Any kind of poster collecting and specifically movie poster collecting can be looked at as a wonderful way to decorate your home, a way to collect a subject of your choosing or as an investment and a place to put your money outside of the stock market. Either way, posters are rare and collectible and there are a limited number that dwindles every day; but more importantly, they are aesthetic, beautiful and valuable! Metropolis sold in 2012 for $1.2 million, in 2009 a 1931 Dracula sold for $310,700 and in 2013 a 1931 Frankenstein insert sold for $262,900.
However, you decide to approach posters whether it is WW1, Travel, Magic, Circus, Advertising or Film; it is important to understand why and how they should be preserved for future generations. Our number one concern is to protect, preserve and save these pieces of our history.

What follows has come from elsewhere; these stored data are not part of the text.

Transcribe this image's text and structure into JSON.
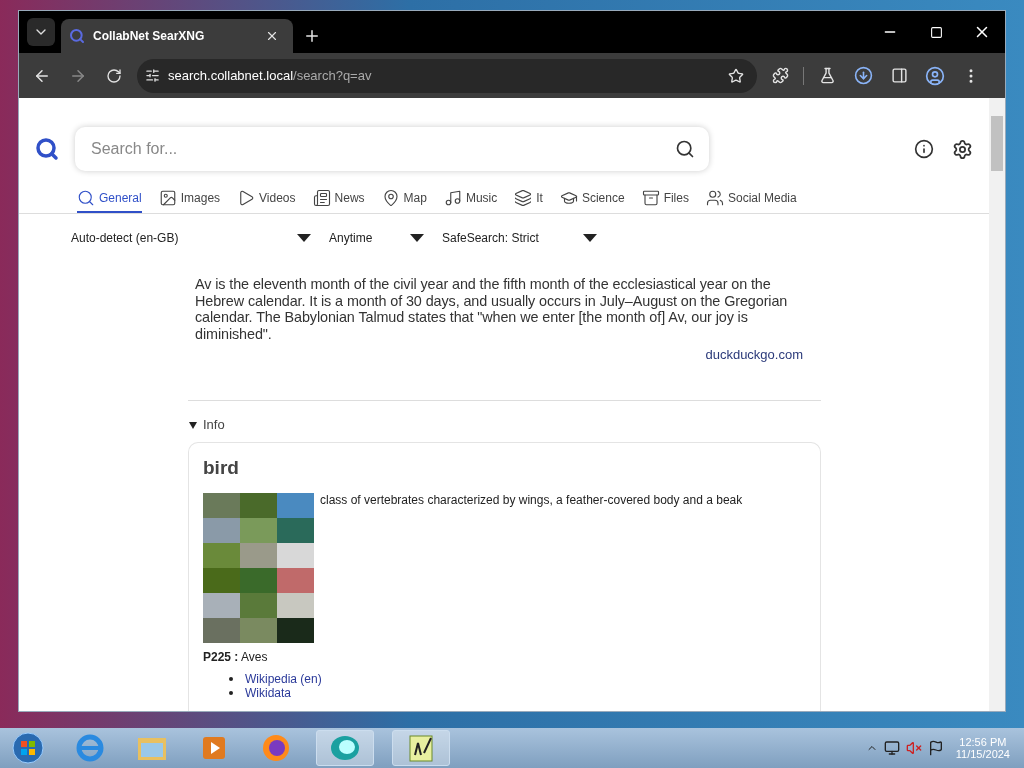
{
  "browser": {
    "tab": {
      "title": "CollabNet SearXNG"
    },
    "address": {
      "host": "search.collabnet.local",
      "path": "/search?q=av"
    }
  },
  "search": {
    "placeholder": "Search for..."
  },
  "categories": [
    {
      "label": "General",
      "selected": true
    },
    {
      "label": "Images",
      "selected": false
    },
    {
      "label": "Videos",
      "selected": false
    },
    {
      "label": "News",
      "selected": false
    },
    {
      "label": "Map",
      "selected": false
    },
    {
      "label": "Music",
      "selected": false
    },
    {
      "label": "It",
      "selected": false
    },
    {
      "label": "Science",
      "selected": false
    },
    {
      "label": "Files",
      "selected": false
    },
    {
      "label": "Social Media",
      "selected": false
    }
  ],
  "filters": [
    {
      "value": "Auto-detect (en-GB)"
    },
    {
      "value": "Anytime"
    },
    {
      "value": "SafeSearch: Strict"
    }
  ],
  "answer": {
    "text": "Av is the eleventh month of the civil year and the fifth month of the ecclesiastical year on the Hebrew calendar. It is a month of 30 days, and usually occurs in July–August on the Gregorian calendar. The Babylonian Talmud states that \"when we enter [the month of] Av, our joy is diminished\".",
    "source": "duckduckgo.com"
  },
  "infobox": {
    "toggle": "Info",
    "expanded": true,
    "title": "bird",
    "description": "class of vertebrates characterized by wings, a feather-covered body and a beak",
    "attributes": [
      {
        "label": "P225 :",
        "value": "Aves"
      }
    ],
    "links": [
      "Wikipedia (en)",
      "Wikidata"
    ]
  },
  "taskbar": {
    "time": "12:56 PM",
    "date": "11/15/2024"
  }
}
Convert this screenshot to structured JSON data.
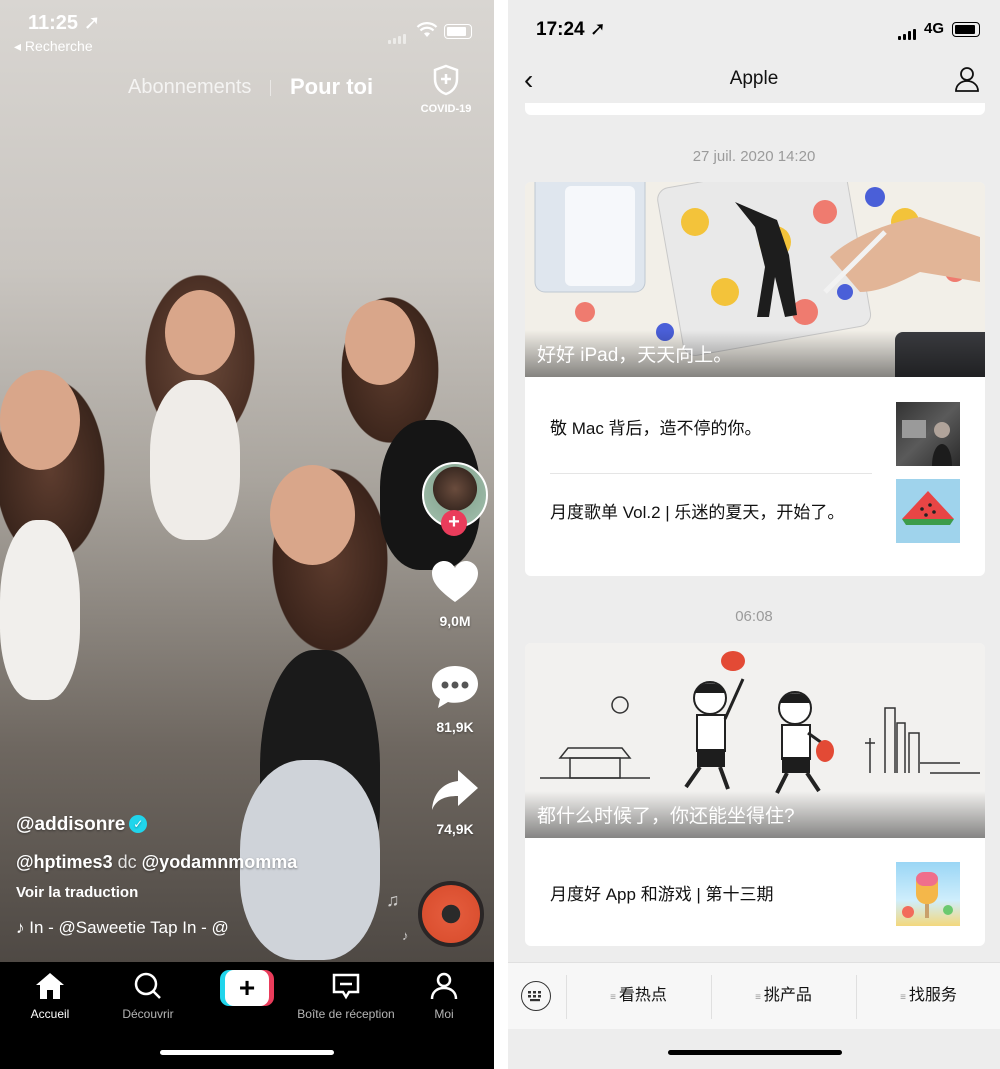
{
  "tiktok": {
    "status": {
      "time": "11:25 ➚",
      "back_label": "◂ Recherche"
    },
    "tabs": {
      "following": "Abonnements",
      "for_you": "Pour toi"
    },
    "covid_label": "COVID-19",
    "actions": {
      "likes": "9,0M",
      "comments": "81,9K",
      "shares": "74,9K"
    },
    "username": "@addisonre",
    "caption": {
      "mention1": "@hptimes3",
      "dc": "dc",
      "mention2": "@yodamnmomma"
    },
    "translate": "Voir la traduction",
    "sound": "♪  In - @Saweetie    Tap In - @",
    "nav": [
      {
        "label": "Accueil",
        "icon": "home-icon"
      },
      {
        "label": "Découvrir",
        "icon": "search-icon"
      },
      {
        "label": "+",
        "icon": "create-icon"
      },
      {
        "label": "Boîte de réception",
        "icon": "inbox-icon"
      },
      {
        "label": "Moi",
        "icon": "profile-icon"
      }
    ],
    "colors": {
      "accent_red": "#ea3c5b",
      "accent_cyan": "#20d5ec"
    }
  },
  "wechat": {
    "status": {
      "time": "17:24 ➚",
      "network": "4G"
    },
    "header": {
      "title": "Apple",
      "back": "‹"
    },
    "groups": [
      {
        "date": "27 juil. 2020 14:20",
        "hero_title": "好好 iPad，天天向上。",
        "items": [
          {
            "title": "敬 Mac 背后，造不停的你。",
            "thumb": "dark-desk-photo"
          },
          {
            "title": "月度歌单 Vol.2 | 乐迷的夏天，开始了。",
            "thumb": "watermelon-illustration"
          }
        ]
      },
      {
        "date": "06:08",
        "hero_title": "都什么时候了，你还能坐得住?",
        "items": [
          {
            "title": "月度好 App 和游戏 | 第十三期",
            "thumb": "popsicle-illustration"
          }
        ]
      }
    ],
    "menu": [
      {
        "label": "看热点"
      },
      {
        "label": "挑产品"
      },
      {
        "label": "找服务"
      }
    ]
  }
}
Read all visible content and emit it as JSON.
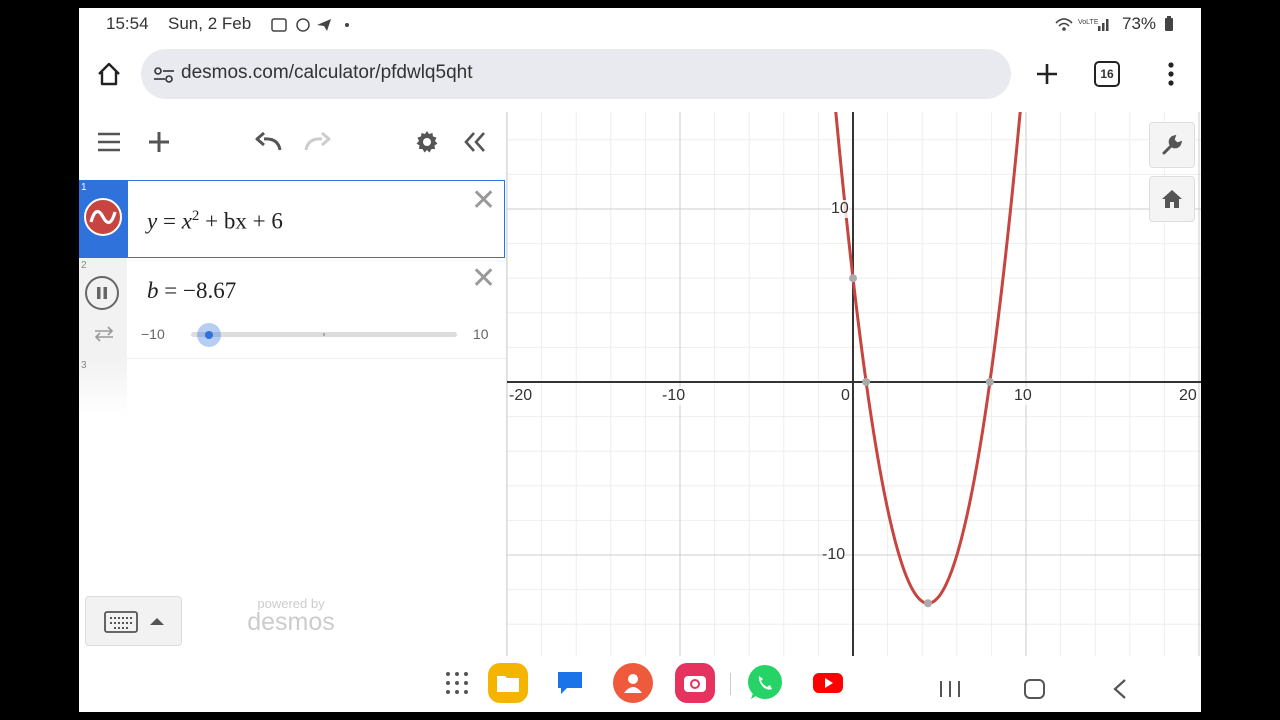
{
  "status_bar": {
    "time": "15:54",
    "date": "Sun, 2 Feb",
    "battery": "73%"
  },
  "browser": {
    "url": "desmos.com/calculator/pfdwlq5qht",
    "tab_count": "16"
  },
  "expressions": [
    {
      "index": "1",
      "lhs": "y",
      "base": "x",
      "exponent": "2",
      "rest": "+ bx + 6"
    },
    {
      "index": "2",
      "lhs": "b",
      "value": "−8.67",
      "slider_min": "−10",
      "slider_max": "10",
      "slider_fraction": 0.0665
    },
    {
      "index": "3"
    }
  ],
  "branding": {
    "powered_by": "powered by",
    "name": "desmos"
  },
  "graph": {
    "x_ticks": [
      "-20",
      "-10",
      "0",
      "10",
      "20"
    ],
    "y_ticks": [
      "10",
      "-10"
    ],
    "curve_color": "#c74440",
    "b_value": -8.67
  },
  "colors": {
    "accent": "#2f72dc",
    "curve": "#c74440"
  },
  "nav_apps": [
    "apps-grid-icon",
    "files-icon",
    "messages-icon",
    "contacts-icon",
    "camera-icon",
    "whatsapp-icon",
    "youtube-icon"
  ]
}
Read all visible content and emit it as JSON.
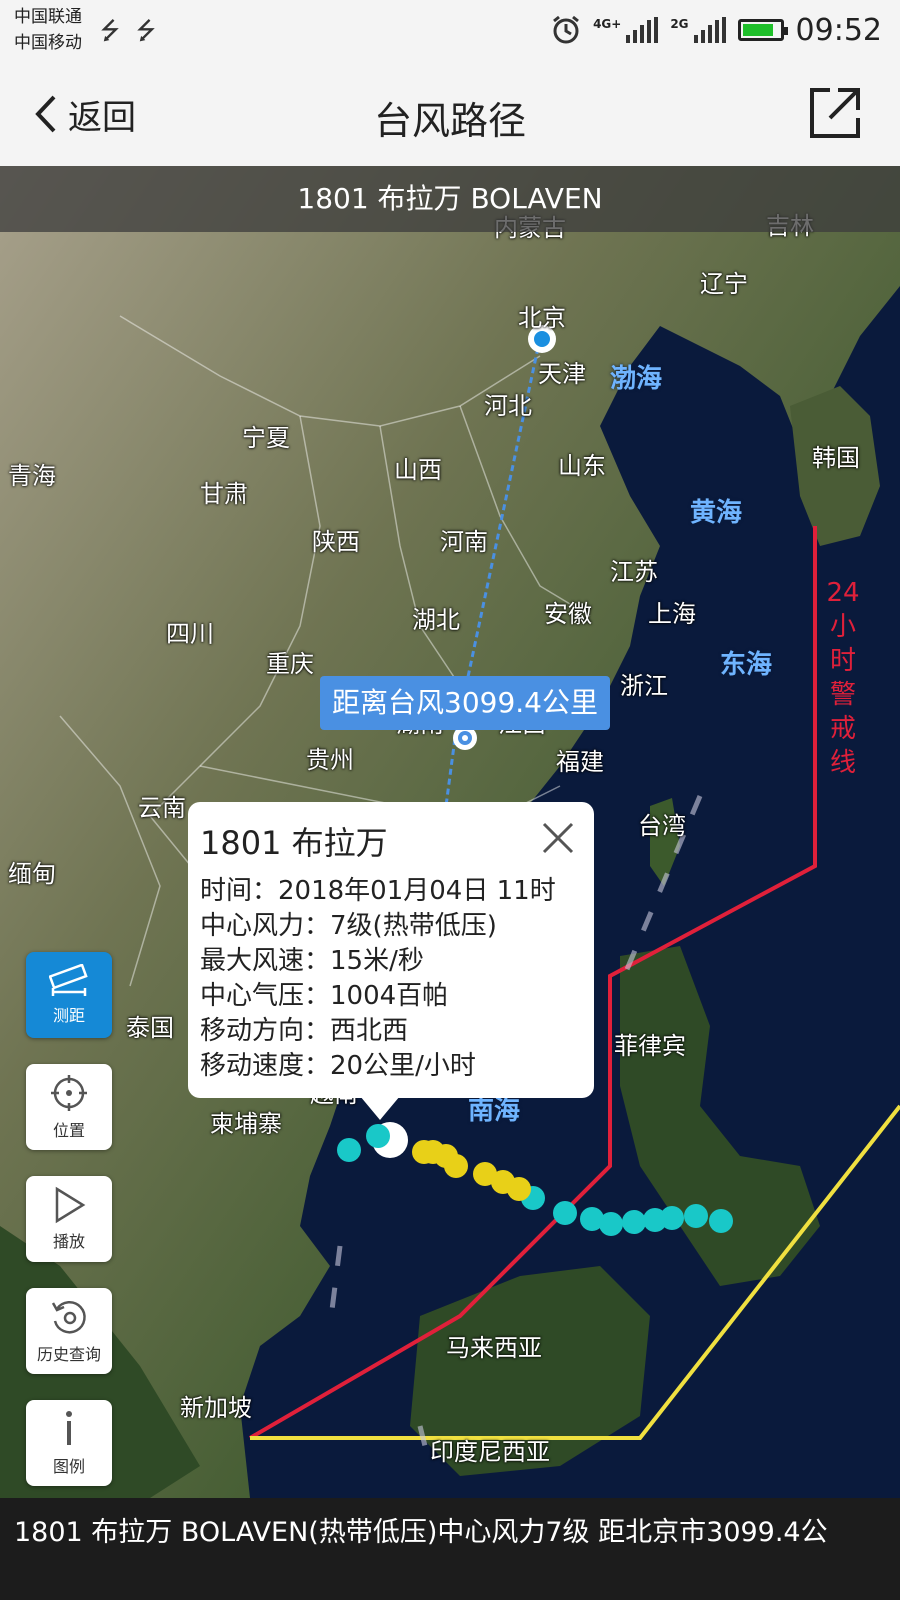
{
  "status_bar": {
    "carrier_1": "中国联通",
    "carrier_2": "中国移动",
    "net_1": "4G+",
    "net_2": "2G",
    "time": "09:52",
    "icons": [
      "usb-icon",
      "usb-icon",
      "alarm-icon",
      "signal-icon",
      "signal-icon",
      "battery-icon"
    ],
    "battery_color": "#1fbf2a"
  },
  "nav": {
    "back_label": "返回",
    "title": "台风路径",
    "share_icon": "share-icon"
  },
  "map": {
    "header": "1801 布拉万 BOLAVEN",
    "regions": [
      "内蒙古",
      "吉林",
      "辽宁",
      "北京",
      "天津",
      "河北",
      "宁夏",
      "青海",
      "甘肃",
      "山西",
      "山东",
      "韩国",
      "陕西",
      "河南",
      "江苏",
      "四川",
      "湖北",
      "安徽",
      "上海",
      "重庆",
      "浙江",
      "湖南",
      "江西",
      "贵州",
      "福建",
      "云南",
      "台湾",
      "缅甸",
      "泰国",
      "菲律宾",
      "越南",
      "柬埔寨",
      "马来西亚",
      "新加坡",
      "印度尼西亚"
    ],
    "seas": [
      "渤海",
      "黄海",
      "东海",
      "南海"
    ],
    "warning_line_label": "24小时警戒线",
    "distance_label": "距离台风3099.4公里",
    "colors": {
      "warning_line_24h": "#e0203a",
      "warning_line_48h": "#f0e040",
      "track_depression": "#19c8c8",
      "track_storm": "#e8d018",
      "distance_line": "#4a90e2"
    }
  },
  "popup": {
    "title": "1801 布拉万",
    "rows": [
      {
        "label": "时间：",
        "value": "2018年01月04日 11时"
      },
      {
        "label": "中心风力：",
        "value": "7级(热带低压)"
      },
      {
        "label": "最大风速：",
        "value": "15米/秒"
      },
      {
        "label": "中心气压：",
        "value": "1004百帕"
      },
      {
        "label": "移动方向：",
        "value": "西北西"
      },
      {
        "label": "移动速度：",
        "value": "20公里/小时"
      }
    ]
  },
  "tools": [
    {
      "label": "测距",
      "icon": "ruler-icon",
      "active": true
    },
    {
      "label": "位置",
      "icon": "crosshair-icon",
      "active": false
    },
    {
      "label": "播放",
      "icon": "play-icon",
      "active": false
    },
    {
      "label": "历史查询",
      "icon": "history-icon",
      "active": false
    },
    {
      "label": "图例",
      "icon": "info-icon",
      "active": false
    }
  ],
  "ticker": "1801 布拉万 BOLAVEN(热带低压)中心风力7级 距北京市3099.4公"
}
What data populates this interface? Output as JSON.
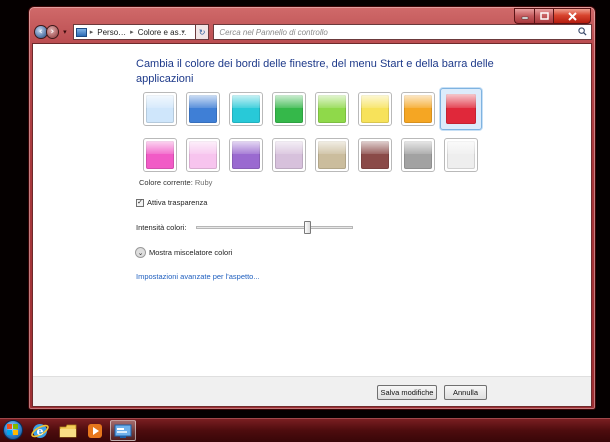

In this first issue, conservationists Harry and Elizabeth Proctor would like to introduce the basics of Linen Backing, how we do it and some of the common types of restoration that are typically done. We delve further by providing a simple breakdown of what we call Tier 1 through 4 degrees of restoration; the condition grading system we use is introduced and finally we will define some of the basic poster sizes and costs for standard linen backing and restoration jobs.
Our objective is two fold:
1. To give you the tools you need to understand how linen backing and restoration can permanently improve condition gradings, and
2. To provide you enough information to estimate the amount of money you may need to invest when buying a poster in need of restoration.